Em reportagem sobre doenças neurodegenerativas, a CNN Brasil citou o Tai Chi entre as práticas mente-corpo associadas a estabilidade corporal e ganhos funcionais, com necessidade de adaptação individual.

NOTA EDITORIAL  Este texto é uma síntese editorial original do Instituto Ginkgo, produzida a partir da reportagem indicada ao final. Não reproduz integralmente a matéria jornalística e preserva o crédito e o link para a fonte original.
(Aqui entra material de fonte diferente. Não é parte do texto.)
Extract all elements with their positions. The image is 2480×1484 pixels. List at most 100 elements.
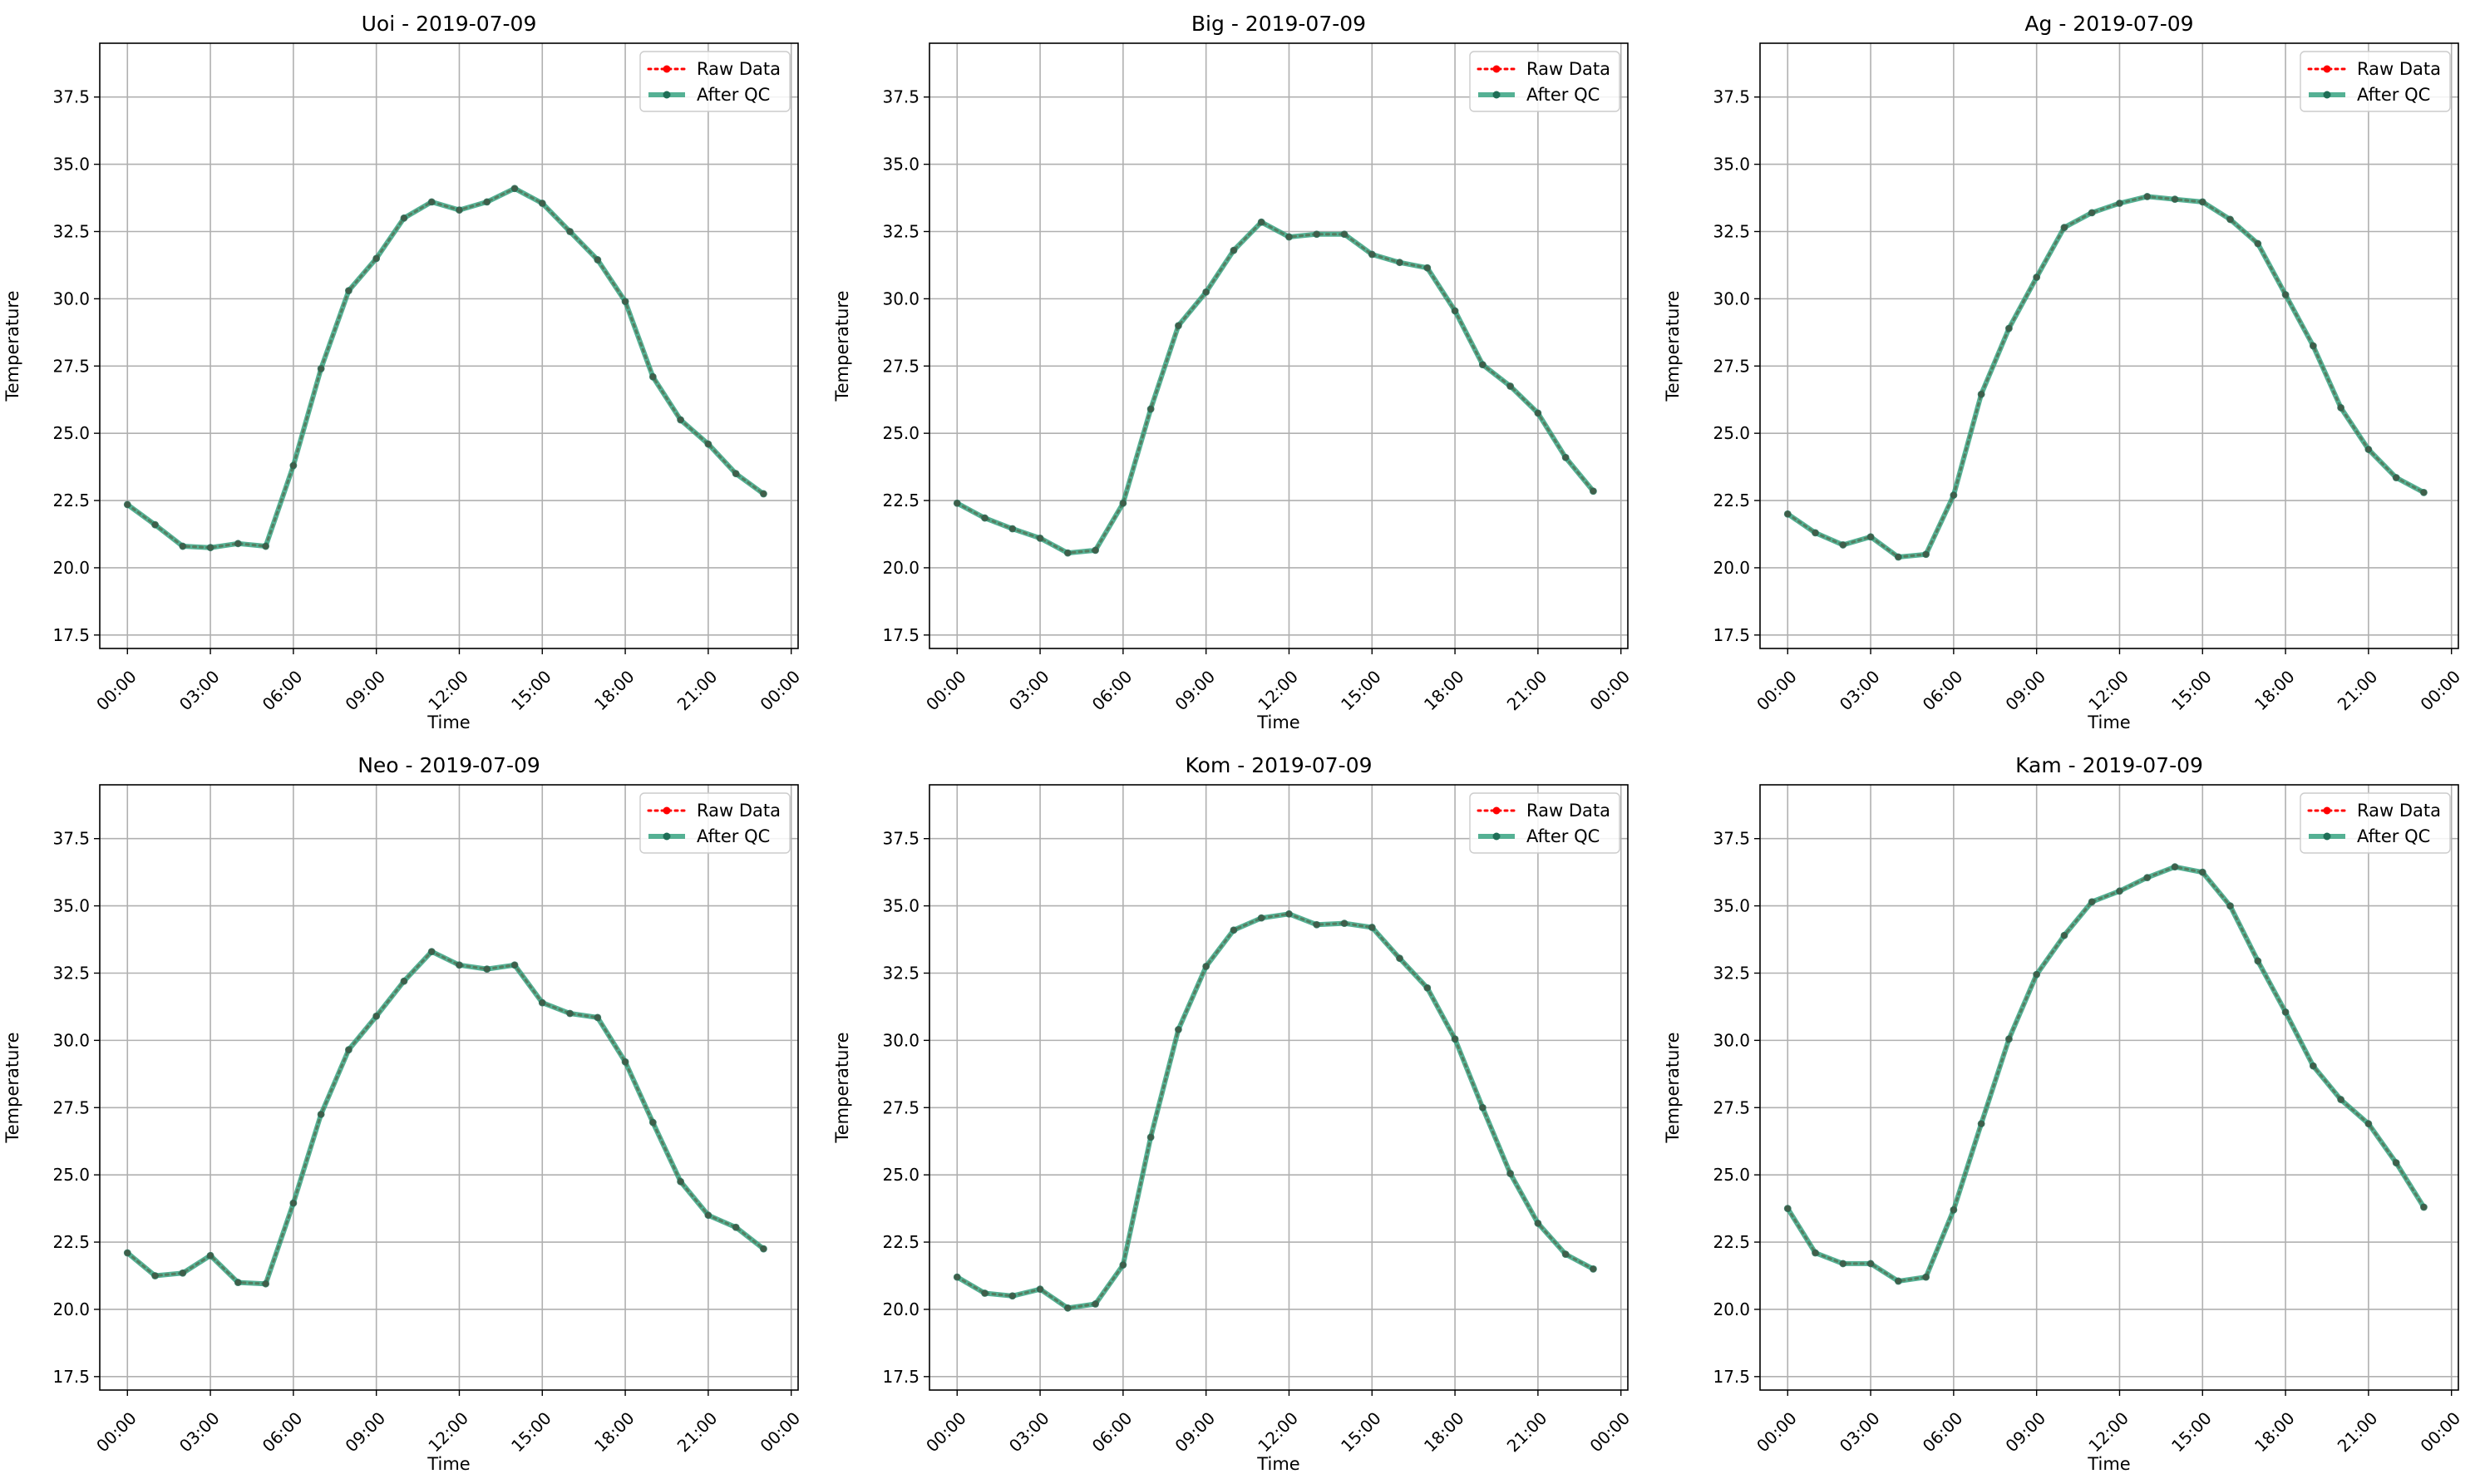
axes-frame [1759, 42, 2459, 649]
legend-raw-label: Raw Data [2357, 59, 2441, 79]
legend-qc-label: After QC [697, 85, 770, 105]
after-qc-point [2088, 898, 2096, 906]
x-tick-label: 18:00 [590, 667, 638, 715]
after-qc-point [317, 365, 325, 372]
y-tick-label: 17.5 [52, 1367, 90, 1387]
after-qc-point [1866, 533, 1875, 541]
after-qc-point [456, 206, 463, 214]
legend-raw-label: Raw Data [697, 59, 781, 79]
after-qc-point [1257, 218, 1265, 226]
x-tick-label: 03:00 [1005, 1408, 1053, 1457]
x-tick-label: 15:00 [2167, 1408, 2216, 1457]
after-qc-point [2005, 324, 2013, 333]
y-tick-label: 25.0 [882, 1165, 920, 1185]
subplot-4: 00:00 03:00 06:00 09:00 12:00 15:00 18:00 21:00… [2, 753, 804, 1474]
after-qc-point [2005, 1035, 2013, 1043]
after-qc-point [372, 1012, 381, 1020]
x-tick-label: 18:00 [2251, 667, 2299, 715]
y-tick-label: 27.5 [52, 1097, 90, 1117]
y-tick-label: 17.5 [1713, 1367, 1750, 1387]
y-tick-label: 35.0 [1713, 896, 1750, 916]
after-qc-point [1175, 1026, 1182, 1033]
axes-frame [1759, 784, 2459, 1391]
after-qc-point [2392, 474, 2400, 481]
after-qc-point [1063, 1304, 1072, 1312]
y-tick-label: 27.5 [1713, 1097, 1750, 1117]
x-tick-label: 12:00 [2084, 1408, 2132, 1457]
subplot-title: Neo - 2019-07-09 [357, 753, 540, 777]
after-qc-point [1839, 1260, 1847, 1268]
after-qc-point [483, 965, 491, 974]
legend-raw-marker [663, 65, 671, 73]
subplot-title: Kom - 2019-07-09 [1186, 753, 1373, 777]
after-qc-point [1451, 1035, 1459, 1043]
after-qc-point [510, 961, 519, 969]
y-tick-label: 35.0 [52, 155, 90, 175]
after-qc-point [704, 440, 712, 448]
after-qc-point [1894, 1277, 1902, 1285]
after-qc-point [1423, 984, 1432, 992]
plot-area [100, 785, 798, 1390]
x-tick-label: 00:00 [1753, 1408, 1801, 1457]
y-tick-label: 30.0 [882, 288, 920, 308]
legend-qc-marker [663, 91, 671, 99]
y-tick-label: 30.0 [52, 1030, 90, 1050]
y-tick-label: 27.5 [882, 356, 920, 376]
series-after-qc-line [1785, 864, 2426, 1284]
y-tick-label: 27.5 [1713, 356, 1750, 376]
y-tick-label: 20.0 [882, 558, 920, 578]
after-qc-point [677, 1177, 685, 1186]
legend: Raw Data After QC [1469, 792, 1620, 854]
x-axis-label: Time [1256, 712, 1299, 732]
x-tick-label: 00:00 [2416, 667, 2464, 715]
y-tick-label: 17.5 [882, 1367, 920, 1387]
after-qc-point [1230, 926, 1238, 934]
y-tick-label: 37.5 [52, 87, 90, 107]
after-qc-point [1590, 1265, 1597, 1273]
after-qc-point [1257, 914, 1265, 922]
after-qc-point [2088, 209, 2096, 217]
after-qc-point [1812, 1249, 1819, 1257]
x-tick-label: 12:00 [1254, 667, 1302, 715]
after-qc-point [179, 542, 187, 550]
subplot-title: Ag - 2019-07-09 [2024, 12, 2193, 36]
after-qc-point [345, 1046, 353, 1054]
legend-qc-label: After QC [2357, 85, 2430, 105]
plot-area [929, 785, 1628, 1390]
x-tick-label: 06:00 [1919, 1408, 1967, 1457]
after-qc-point [732, 1223, 740, 1231]
legend-qc-marker [663, 832, 671, 841]
legend-qc-marker [1492, 91, 1501, 99]
x-tick-label: 09:00 [341, 667, 389, 715]
after-qc-point [1063, 549, 1072, 557]
y-tick-label: 35.0 [882, 155, 920, 175]
after-qc-point [123, 500, 131, 509]
y-tick-label: 22.5 [52, 1232, 90, 1252]
y-tick-label: 25.0 [882, 423, 920, 443]
after-qc-point [2226, 215, 2234, 224]
x-tick-label: 03:00 [175, 667, 224, 715]
after-qc-point [566, 228, 574, 235]
x-tick-label: 12:00 [1254, 1408, 1302, 1457]
after-qc-point [510, 185, 519, 193]
after-qc-point [1478, 361, 1487, 369]
after-qc-point [1506, 1170, 1515, 1177]
after-qc-point [2254, 957, 2262, 965]
after-qc-point [1561, 453, 1570, 461]
legend-raw-marker [2323, 65, 2331, 73]
y-tick-label: 35.0 [52, 896, 90, 916]
after-qc-point [1340, 230, 1348, 239]
after-qc-point [1894, 553, 1902, 561]
y-tick-label: 17.5 [1713, 625, 1750, 645]
x-tick-label: 00:00 [92, 1408, 141, 1457]
after-qc-point [760, 490, 767, 498]
after-qc-point [1230, 246, 1238, 254]
y-tick-label: 30.0 [882, 1030, 920, 1050]
y-tick-label: 37.5 [1713, 829, 1750, 849]
y-tick-label: 20.0 [52, 1299, 90, 1319]
after-qc-point [1783, 1205, 1792, 1212]
y-tick-label: 20.0 [52, 558, 90, 578]
subplot-2: 00:00 03:00 06:00 09:00 12:00 15:00 18:00 21:00… [832, 12, 1634, 732]
after-qc-point [1285, 910, 1293, 918]
x-tick-label: 15:00 [1337, 667, 1385, 715]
Atividade física entra no debate sobre saúde neurológica

Em agosto de 2025, a CNN Brasil publicou uma reportagem sobre o papel da atividade física na vida de pessoas com doenças neurodegenerativas, como Parkinson e Alzheimer. O texto ouviu especialista e destacou diferentes modalidades que podem contribuir para mobilidade, equilíbrio e qualidade de vida. Entre elas, apareceu o Tai Chi e outras práticas mente-corpo.

Por que equilíbrio e estabilidade importam

Condições neurodegenerativas podem afetar marcha, coordenação, postura, velocidade de movimento e segurança para executar tarefas do cotidiano. Por essa razão, exercícios voltados a equilíbrio e controle corporal costumam fazer parte de estratégias multidisciplinares de cuidado.

Na reportagem, o Tai Chi é citado por seu potencial de trabalhar estabilidade corporal e desempenho em testes neurológicos. O interesse faz sentido porque uma sequência de Tai Chi exige transferir o peso de uma perna para outra, controlar o centro de massa, coordenar braços e pernas e manter atenção ao movimento.

Adaptação é essencial

Uma das mensagens mais importantes da matéria é que não existe uma única atividade ideal para todas as pessoas. O estágio da doença, limitações físicas, histórico de quedas, uso de medicações, fadiga e preferências individuais precisam ser considerados.

Em uma aula responsável de Tai Chi, isso significa que o instrutor deve evitar transformar a turma em uma prova de desempenho. Movimentos podem ter amplitude reduzida, apoio pode ser disponibilizado e determinadas posições podem ser simplificadas. Em alguns casos, a participação deverá ocorrer apenas após liberação e orientação da equipe de saúde.

O valor da regularidade e do engajamento

A especialista ouvida pela CNN enfatiza que a regularidade e o engajamento são fundamentais. Essa observação é especialmente relevante em práticas voltadas à população idosa. Uma atividade teoricamente excelente, mas que a pessoa abandona após poucas semanas, perde grande parte de seu potencial prático.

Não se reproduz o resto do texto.